I really just feel like you need to connect to it. You have to be like an open portal to the things that you want to bring to life. And I feel like that with music and melodies. It depends on the project, but for most of the movies, the whole music will come to me. Or if I’m watching the film, I just start to hear melodies or music. It’s a very natural process.

 

And when you’re in that place, is your head full of music?

If I’m working on a project, that’s all I’m thinking about. If I sign onto a film, my mind and my whole being and my whole life is completely taken. I just live in it. I live in the film.

 


Of all your work, what are you most proud of?

I’m working on my own music right now, which I’ll be really proud of when I finish. That’s what I feel the most, of course, because it’s my own music. But for projects, I love the albums I created with Alex Somers for Claire Tabouret’s installation. It’s called Light Past Blue. I also love the film that’s coming out from A24, After Yang. That’s music I’m really proud of.

 

With Ryuichi Sakamoto—how great is that?

That’s crazy for me. He’s like my idol. It’s a drama that takes place in the future, a relationship between robot and human, but through that the main character goes through his own emotional journey. But because it takes place in the future, I wanted to create music that’s actually really human, to create a paradox. Like maybe in the future we’ll crave something that’s really human.

 

Crave the flesh and blood while it’s kind of all robots out there?

Yeah, yeah, yeah! Like maybe you want to hear just birds singing songs all day. So I tried to make the music really human. But then I had my friend Luke Fischbeck from Lucky Dragons create an AI plugin for me, and I started feeding my music and Ryuichi’s music into AI, and I ended up having many variations that were written by AI in this film.

 

Wow, what a fascinating process. So you got to leap into the future with the actual technology.

So useful. Great assistant. [laughter]

 


How did you get into surfing?

I got into surfing because I was doing a score for Kassia Meador for a film that she was making. I was watching her footage, and I was like, ‘Wow, this is so beautiful.’ I’d never watched any surfing footage, and I never grew up surfing. I mean, there was surfing in Orange County, but it was never my interest then. I met Kassia Meador, who really brought surfing into my life. I was maybe 30 or something.

 

When you go surfing, do you ever feel like you’re kind of processing, percolating, gestating music in your head? Do you ever feel like part of your creative process is sitting on the water on your board thinking about something you’re working on?

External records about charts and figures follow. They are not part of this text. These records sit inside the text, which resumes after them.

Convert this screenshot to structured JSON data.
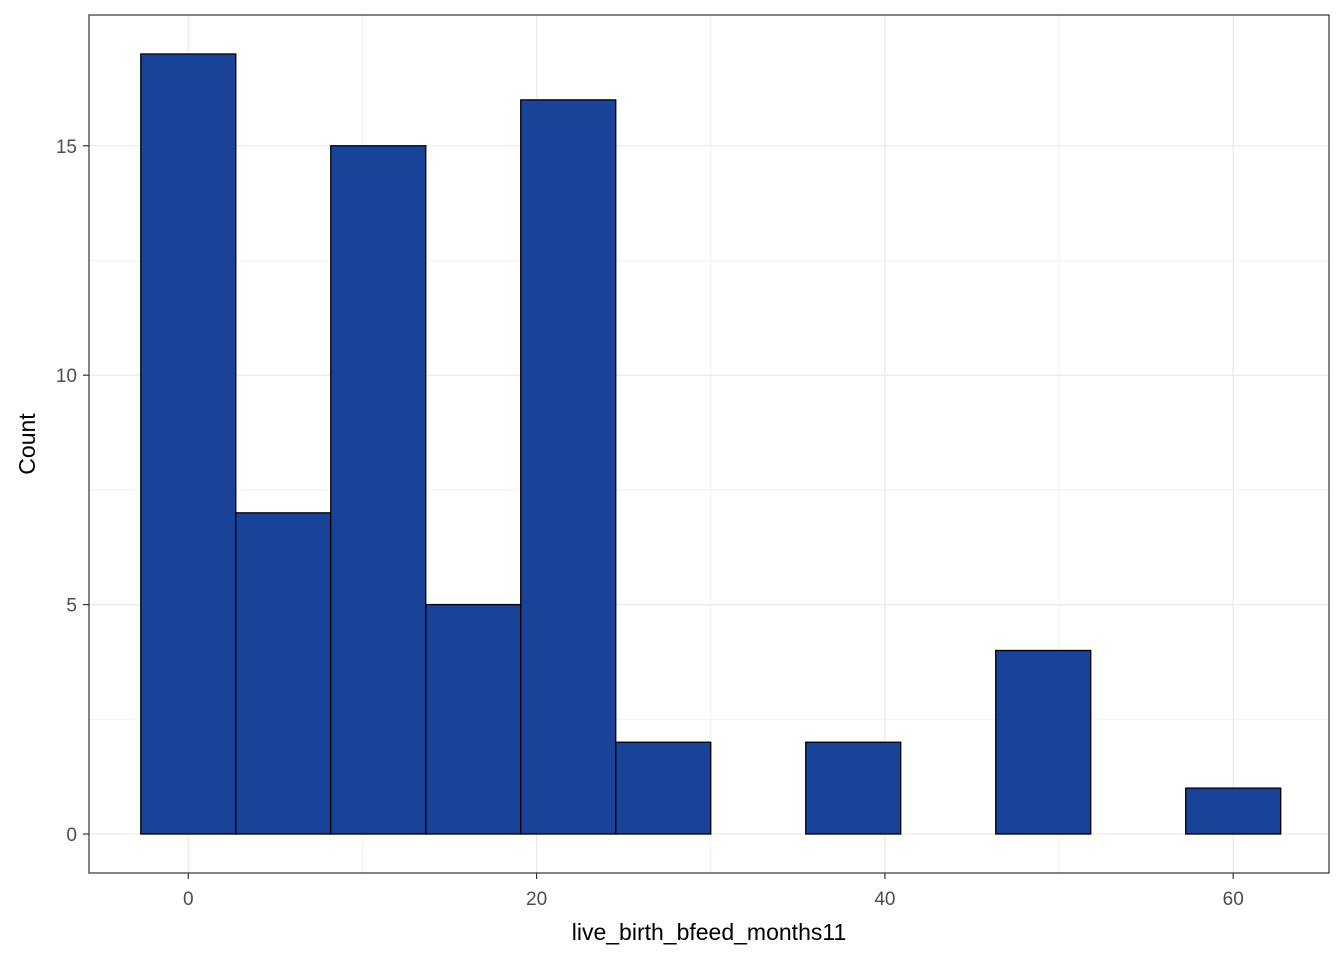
{
  "chart_data": {
    "type": "bar",
    "subtype": "histogram",
    "xlabel": "live_birth_bfeed_months11",
    "ylabel": "Count",
    "bin_width": 5.4545,
    "bins": [
      {
        "center": 0.0,
        "count": 17
      },
      {
        "center": 5.4545,
        "count": 7
      },
      {
        "center": 10.909,
        "count": 15
      },
      {
        "center": 16.364,
        "count": 5
      },
      {
        "center": 21.818,
        "count": 16
      },
      {
        "center": 27.273,
        "count": 2
      },
      {
        "center": 32.727,
        "count": 0
      },
      {
        "center": 38.182,
        "count": 2
      },
      {
        "center": 43.636,
        "count": 0
      },
      {
        "center": 49.091,
        "count": 4
      },
      {
        "center": 54.545,
        "count": 0
      },
      {
        "center": 60.0,
        "count": 1
      }
    ],
    "xlim": [
      -5.7,
      65.5
    ],
    "ylim": [
      -0.85,
      17.85
    ],
    "x_ticks": [
      0,
      20,
      40,
      60
    ],
    "x_tick_labels": [
      "0",
      "20",
      "40",
      "60"
    ],
    "y_ticks": [
      0,
      5,
      10,
      15
    ],
    "y_tick_labels": [
      "0",
      "5",
      "10",
      "15"
    ],
    "x_minor_breaks": [
      10,
      30,
      50
    ],
    "y_minor_breaks": [
      2.5,
      7.5,
      12.5
    ],
    "grid": true,
    "theme": "bw",
    "colors": {
      "bar_fill": "#184399",
      "bar_outline": "#000000",
      "grid_major": "#ebebeb",
      "grid_minor": "#f2f2f2",
      "panel_border": "#333333",
      "tick_text": "#4d4d4d"
    }
  }
}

I feel like the only reason why it would be creative process is because I don’t think about anything. That’s the only time in my life where I’m only really focused on the present and just being there. I’m not thinking about anything except to watch the waves and how waves form and what wave is breaking where. It’s like, when do you have focus on that, on what’s happening in nature that closely? I love it. Because otherwise, I’m always thinking.